Steven Loeb · November 3, 2015 · Short URL: https://vator.tv/n/4122

The company believes the solar powered drones will deliver 10x the gigabytes of current solutions

Facebook's big thing these days is to get everyone online. It's a somewhat controversial plan, but one that, I believe, will have big benefits for the world at large.

There are many ways it could do this. It could use satellites. It could use balloons, a la Google. But it looks like Facebook is most likely to go with the most obvious answer: drones.

Earlier this year Facebook revealed that its solar-powered drone, called Aquila, which it called a "high-altitude, long-endurance aircraft" was ready for testing. On Tuesday, there came another milestone: the drones are now ready to be tested in the real world, Mike Schroepfer, Facebook's CTO, told attendees at the Web Summit in Dublin.

"A full-scale version of this aircraft is now fully constructed and we'll be undergoing flight tests very, very soon," he said.

Facebook had already revealed some details about Aquila, including that it has the wingspan of a 737 but weighs hundreds of times less, thanks to its unique design and carbon-fiber frame. Also, when deployed, it will be able to circle a remote region for up to 90 days, beaming connectivity down to people from an altitude of 60,000 to 90,000 feet.

Schroepfer also went into a bit more detail regarding how the drones actually connect people, explaining that the planes will receive broadband signals from the nearest city that has Internet service. The signal is then beamed up via laser and each Aquila plane will then be able to transmit and share the signals to any other plane in the network, thereby connecting other regions that do not yet have access.

There are challenges, of course, not the least of which is beaming the signal in the first place.  The lasers, Schroepfer said, are aimed over 11 miles, the equivalent of laser pointer trying to hit something th size of a 10 cent euro coin.

There's also the fact that the lasers have to deal with environmental conditions, such as heat, dust, and temperature differences, which all bend light.

Nonetheless, Facebook expects to be able to deliver tens of gigabytes, which is 10 times better than what currently exists.

Aquila is part of Facebook's Connectivity Lab, which Facebook unveiled in March of last year, in order to develop new technology to "make affordable access to basic internet services available to every person in the world."

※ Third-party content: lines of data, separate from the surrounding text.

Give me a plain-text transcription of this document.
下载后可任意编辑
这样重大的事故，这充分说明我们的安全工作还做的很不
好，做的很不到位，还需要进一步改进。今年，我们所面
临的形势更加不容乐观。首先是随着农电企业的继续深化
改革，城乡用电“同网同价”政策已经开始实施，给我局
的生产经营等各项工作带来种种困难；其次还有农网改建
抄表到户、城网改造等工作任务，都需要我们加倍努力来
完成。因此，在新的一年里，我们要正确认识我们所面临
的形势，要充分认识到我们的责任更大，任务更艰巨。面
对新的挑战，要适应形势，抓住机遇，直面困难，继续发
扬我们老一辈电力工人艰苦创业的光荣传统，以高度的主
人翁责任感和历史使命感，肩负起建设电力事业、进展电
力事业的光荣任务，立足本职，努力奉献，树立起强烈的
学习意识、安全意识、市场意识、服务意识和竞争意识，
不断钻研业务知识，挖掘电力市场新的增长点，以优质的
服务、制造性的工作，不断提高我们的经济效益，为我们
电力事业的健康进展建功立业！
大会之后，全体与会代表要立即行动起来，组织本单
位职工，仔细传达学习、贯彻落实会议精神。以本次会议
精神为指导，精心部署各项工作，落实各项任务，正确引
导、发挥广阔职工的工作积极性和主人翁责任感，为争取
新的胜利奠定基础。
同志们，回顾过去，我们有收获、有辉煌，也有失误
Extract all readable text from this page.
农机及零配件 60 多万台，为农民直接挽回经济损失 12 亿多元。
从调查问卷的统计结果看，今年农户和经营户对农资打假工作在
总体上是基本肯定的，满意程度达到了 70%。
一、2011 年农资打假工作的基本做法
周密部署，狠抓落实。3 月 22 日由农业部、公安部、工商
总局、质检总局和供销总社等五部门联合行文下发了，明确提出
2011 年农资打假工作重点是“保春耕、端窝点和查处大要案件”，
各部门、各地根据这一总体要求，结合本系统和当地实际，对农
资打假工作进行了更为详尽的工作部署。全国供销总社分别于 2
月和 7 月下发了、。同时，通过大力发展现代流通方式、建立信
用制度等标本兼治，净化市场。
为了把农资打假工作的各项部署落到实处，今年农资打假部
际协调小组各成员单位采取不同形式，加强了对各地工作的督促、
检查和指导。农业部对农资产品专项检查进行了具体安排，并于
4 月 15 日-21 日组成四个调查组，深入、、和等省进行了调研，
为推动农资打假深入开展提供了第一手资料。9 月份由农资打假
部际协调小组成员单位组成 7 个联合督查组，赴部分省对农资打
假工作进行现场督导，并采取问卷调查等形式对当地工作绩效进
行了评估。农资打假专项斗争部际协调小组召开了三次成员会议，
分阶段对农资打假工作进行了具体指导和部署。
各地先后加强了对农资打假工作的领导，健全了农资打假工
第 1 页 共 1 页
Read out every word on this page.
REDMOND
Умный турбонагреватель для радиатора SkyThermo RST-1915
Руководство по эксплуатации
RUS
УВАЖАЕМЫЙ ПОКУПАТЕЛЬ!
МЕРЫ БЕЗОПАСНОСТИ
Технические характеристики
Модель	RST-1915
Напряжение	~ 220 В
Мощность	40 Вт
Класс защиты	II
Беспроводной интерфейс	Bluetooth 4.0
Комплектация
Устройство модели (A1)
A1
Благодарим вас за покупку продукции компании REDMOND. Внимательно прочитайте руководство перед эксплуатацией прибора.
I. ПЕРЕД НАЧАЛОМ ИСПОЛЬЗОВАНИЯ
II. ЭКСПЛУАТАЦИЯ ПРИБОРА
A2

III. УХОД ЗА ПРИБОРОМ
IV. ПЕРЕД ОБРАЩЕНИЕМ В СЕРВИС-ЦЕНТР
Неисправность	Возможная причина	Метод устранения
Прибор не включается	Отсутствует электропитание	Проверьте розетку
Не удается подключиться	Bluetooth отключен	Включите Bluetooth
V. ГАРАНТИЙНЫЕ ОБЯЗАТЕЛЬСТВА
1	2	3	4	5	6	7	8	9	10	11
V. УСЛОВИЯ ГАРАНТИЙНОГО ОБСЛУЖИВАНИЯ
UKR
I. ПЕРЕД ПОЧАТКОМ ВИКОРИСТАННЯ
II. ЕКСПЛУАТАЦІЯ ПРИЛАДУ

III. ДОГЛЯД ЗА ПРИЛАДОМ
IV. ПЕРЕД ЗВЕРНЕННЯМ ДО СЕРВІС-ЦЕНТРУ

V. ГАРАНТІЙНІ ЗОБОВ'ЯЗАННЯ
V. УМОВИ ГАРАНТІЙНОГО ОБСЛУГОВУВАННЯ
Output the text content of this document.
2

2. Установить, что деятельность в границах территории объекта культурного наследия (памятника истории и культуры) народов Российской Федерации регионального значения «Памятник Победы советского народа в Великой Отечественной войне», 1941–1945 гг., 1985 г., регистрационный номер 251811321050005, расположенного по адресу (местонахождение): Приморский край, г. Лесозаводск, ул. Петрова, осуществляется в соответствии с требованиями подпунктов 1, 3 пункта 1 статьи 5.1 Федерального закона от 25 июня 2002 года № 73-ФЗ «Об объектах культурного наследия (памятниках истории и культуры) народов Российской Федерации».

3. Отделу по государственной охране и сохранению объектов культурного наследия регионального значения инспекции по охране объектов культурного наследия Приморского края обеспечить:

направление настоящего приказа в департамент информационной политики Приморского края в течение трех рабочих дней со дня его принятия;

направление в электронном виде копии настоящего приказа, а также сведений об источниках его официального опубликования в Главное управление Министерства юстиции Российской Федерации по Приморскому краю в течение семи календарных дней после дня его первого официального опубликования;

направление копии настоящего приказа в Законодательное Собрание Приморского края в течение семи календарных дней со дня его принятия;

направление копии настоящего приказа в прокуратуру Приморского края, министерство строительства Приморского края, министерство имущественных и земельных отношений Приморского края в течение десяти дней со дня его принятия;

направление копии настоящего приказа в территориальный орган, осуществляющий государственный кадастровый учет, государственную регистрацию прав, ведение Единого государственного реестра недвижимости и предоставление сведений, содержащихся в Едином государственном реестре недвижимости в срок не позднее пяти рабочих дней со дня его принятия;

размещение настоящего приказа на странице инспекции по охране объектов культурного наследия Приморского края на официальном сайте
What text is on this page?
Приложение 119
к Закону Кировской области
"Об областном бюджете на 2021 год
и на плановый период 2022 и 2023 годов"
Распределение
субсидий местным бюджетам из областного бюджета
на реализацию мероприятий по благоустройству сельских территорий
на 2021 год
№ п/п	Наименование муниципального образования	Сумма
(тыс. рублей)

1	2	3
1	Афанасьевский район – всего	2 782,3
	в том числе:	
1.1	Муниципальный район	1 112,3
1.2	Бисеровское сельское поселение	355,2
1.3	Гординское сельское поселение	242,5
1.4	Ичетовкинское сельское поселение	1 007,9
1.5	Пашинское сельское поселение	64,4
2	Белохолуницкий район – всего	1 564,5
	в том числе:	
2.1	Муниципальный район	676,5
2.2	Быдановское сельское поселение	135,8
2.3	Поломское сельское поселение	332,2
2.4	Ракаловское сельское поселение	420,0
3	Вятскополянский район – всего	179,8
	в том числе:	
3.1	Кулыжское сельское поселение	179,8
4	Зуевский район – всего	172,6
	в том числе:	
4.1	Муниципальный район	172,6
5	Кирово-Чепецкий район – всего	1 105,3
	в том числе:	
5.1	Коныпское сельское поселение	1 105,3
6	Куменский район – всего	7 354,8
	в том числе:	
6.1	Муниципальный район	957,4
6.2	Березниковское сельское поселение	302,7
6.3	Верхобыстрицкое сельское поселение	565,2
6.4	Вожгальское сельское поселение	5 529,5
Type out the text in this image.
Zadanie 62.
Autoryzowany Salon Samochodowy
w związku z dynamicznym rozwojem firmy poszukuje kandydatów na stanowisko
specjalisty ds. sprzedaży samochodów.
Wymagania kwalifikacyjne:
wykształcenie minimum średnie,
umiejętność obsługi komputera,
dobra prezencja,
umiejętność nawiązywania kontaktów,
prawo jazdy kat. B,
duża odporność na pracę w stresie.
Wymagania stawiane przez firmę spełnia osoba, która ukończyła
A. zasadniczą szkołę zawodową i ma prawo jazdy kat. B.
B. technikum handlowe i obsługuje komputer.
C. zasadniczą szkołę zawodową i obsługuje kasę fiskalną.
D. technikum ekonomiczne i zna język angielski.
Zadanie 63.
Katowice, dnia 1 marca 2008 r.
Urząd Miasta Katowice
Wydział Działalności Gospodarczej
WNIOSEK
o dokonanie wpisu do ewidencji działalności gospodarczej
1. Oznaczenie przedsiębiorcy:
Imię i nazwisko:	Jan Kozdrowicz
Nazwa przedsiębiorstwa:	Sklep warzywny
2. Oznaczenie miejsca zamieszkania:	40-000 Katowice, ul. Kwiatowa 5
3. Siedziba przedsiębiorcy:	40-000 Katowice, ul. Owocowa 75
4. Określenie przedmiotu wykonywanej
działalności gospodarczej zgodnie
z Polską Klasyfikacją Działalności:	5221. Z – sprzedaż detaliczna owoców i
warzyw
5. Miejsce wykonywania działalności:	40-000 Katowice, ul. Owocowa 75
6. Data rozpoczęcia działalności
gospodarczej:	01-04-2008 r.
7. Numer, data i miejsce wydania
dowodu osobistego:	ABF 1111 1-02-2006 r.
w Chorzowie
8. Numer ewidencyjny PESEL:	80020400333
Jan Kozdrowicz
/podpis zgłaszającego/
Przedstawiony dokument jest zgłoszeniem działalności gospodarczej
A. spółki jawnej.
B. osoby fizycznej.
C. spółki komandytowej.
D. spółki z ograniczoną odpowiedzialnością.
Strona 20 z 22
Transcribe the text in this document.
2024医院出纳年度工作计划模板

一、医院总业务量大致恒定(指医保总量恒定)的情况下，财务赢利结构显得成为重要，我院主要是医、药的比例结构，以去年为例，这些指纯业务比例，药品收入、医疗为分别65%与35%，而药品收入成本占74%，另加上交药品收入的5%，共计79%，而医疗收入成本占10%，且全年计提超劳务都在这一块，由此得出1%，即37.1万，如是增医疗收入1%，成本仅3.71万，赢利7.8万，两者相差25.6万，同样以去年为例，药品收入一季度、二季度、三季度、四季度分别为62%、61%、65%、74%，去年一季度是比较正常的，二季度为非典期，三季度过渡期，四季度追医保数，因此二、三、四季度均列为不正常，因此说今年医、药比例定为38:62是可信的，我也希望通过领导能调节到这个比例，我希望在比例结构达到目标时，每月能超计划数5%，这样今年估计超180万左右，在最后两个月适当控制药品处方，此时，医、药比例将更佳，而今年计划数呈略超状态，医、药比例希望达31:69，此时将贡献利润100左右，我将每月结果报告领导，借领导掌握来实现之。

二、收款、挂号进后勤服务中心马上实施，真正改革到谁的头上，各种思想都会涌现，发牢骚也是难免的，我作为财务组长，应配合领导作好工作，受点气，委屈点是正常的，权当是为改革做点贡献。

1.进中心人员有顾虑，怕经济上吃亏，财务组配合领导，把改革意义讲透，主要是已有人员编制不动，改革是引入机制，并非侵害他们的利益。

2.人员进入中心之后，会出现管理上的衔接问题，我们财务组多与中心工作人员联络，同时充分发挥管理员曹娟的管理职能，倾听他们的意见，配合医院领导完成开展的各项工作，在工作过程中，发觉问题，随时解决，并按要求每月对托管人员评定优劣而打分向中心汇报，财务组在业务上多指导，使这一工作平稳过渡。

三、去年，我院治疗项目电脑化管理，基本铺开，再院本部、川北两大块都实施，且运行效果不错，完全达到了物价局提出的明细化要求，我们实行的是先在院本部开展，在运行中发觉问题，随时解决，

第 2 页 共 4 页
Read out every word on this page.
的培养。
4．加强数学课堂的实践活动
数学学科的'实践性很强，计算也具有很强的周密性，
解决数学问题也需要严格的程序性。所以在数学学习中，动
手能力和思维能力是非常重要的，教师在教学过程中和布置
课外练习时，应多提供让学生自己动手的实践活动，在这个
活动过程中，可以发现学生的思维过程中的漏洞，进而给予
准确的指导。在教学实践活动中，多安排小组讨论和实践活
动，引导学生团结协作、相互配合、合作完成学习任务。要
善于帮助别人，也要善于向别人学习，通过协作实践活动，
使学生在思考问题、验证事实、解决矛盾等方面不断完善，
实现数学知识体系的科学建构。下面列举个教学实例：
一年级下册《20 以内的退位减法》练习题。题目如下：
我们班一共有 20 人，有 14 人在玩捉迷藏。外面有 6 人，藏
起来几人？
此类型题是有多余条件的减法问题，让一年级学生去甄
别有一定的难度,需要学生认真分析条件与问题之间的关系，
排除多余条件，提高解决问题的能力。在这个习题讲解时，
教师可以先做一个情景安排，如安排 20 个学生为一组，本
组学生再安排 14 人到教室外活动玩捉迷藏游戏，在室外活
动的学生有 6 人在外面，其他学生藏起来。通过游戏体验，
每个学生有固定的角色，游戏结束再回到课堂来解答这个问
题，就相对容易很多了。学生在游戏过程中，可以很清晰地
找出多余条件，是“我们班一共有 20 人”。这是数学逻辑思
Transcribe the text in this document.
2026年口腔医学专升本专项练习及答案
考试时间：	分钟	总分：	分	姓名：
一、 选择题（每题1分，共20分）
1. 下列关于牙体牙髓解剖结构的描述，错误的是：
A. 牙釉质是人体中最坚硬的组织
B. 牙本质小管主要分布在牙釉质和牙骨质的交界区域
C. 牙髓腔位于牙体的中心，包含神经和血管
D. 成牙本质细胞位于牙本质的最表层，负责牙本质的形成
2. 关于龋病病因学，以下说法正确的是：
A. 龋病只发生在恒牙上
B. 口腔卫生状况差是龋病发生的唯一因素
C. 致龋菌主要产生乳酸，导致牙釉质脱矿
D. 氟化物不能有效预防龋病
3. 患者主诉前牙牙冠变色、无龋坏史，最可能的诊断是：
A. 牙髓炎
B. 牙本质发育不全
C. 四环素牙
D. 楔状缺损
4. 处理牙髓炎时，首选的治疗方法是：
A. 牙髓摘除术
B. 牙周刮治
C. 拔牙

All of this feeds into the Internet.org project, which was first announced in August of 2013, with the stated goals of making access more affordable, making the use of data more efficient and helping businesses drive access. The end result of the project being that it would connect the next five billion people on the planet to the internet.

The initiative has been criticized by people like Bill Gates for not doing more to help people with real problems, and accused by advocacy groups of violating net neutrality laws, of violating user privacy and of shutting down free expression.

In terms of numbers, though, Internet.org has been impressive. Mark Zuckerberg recently revealed that, so far, the project has brought an additional 15 million people online.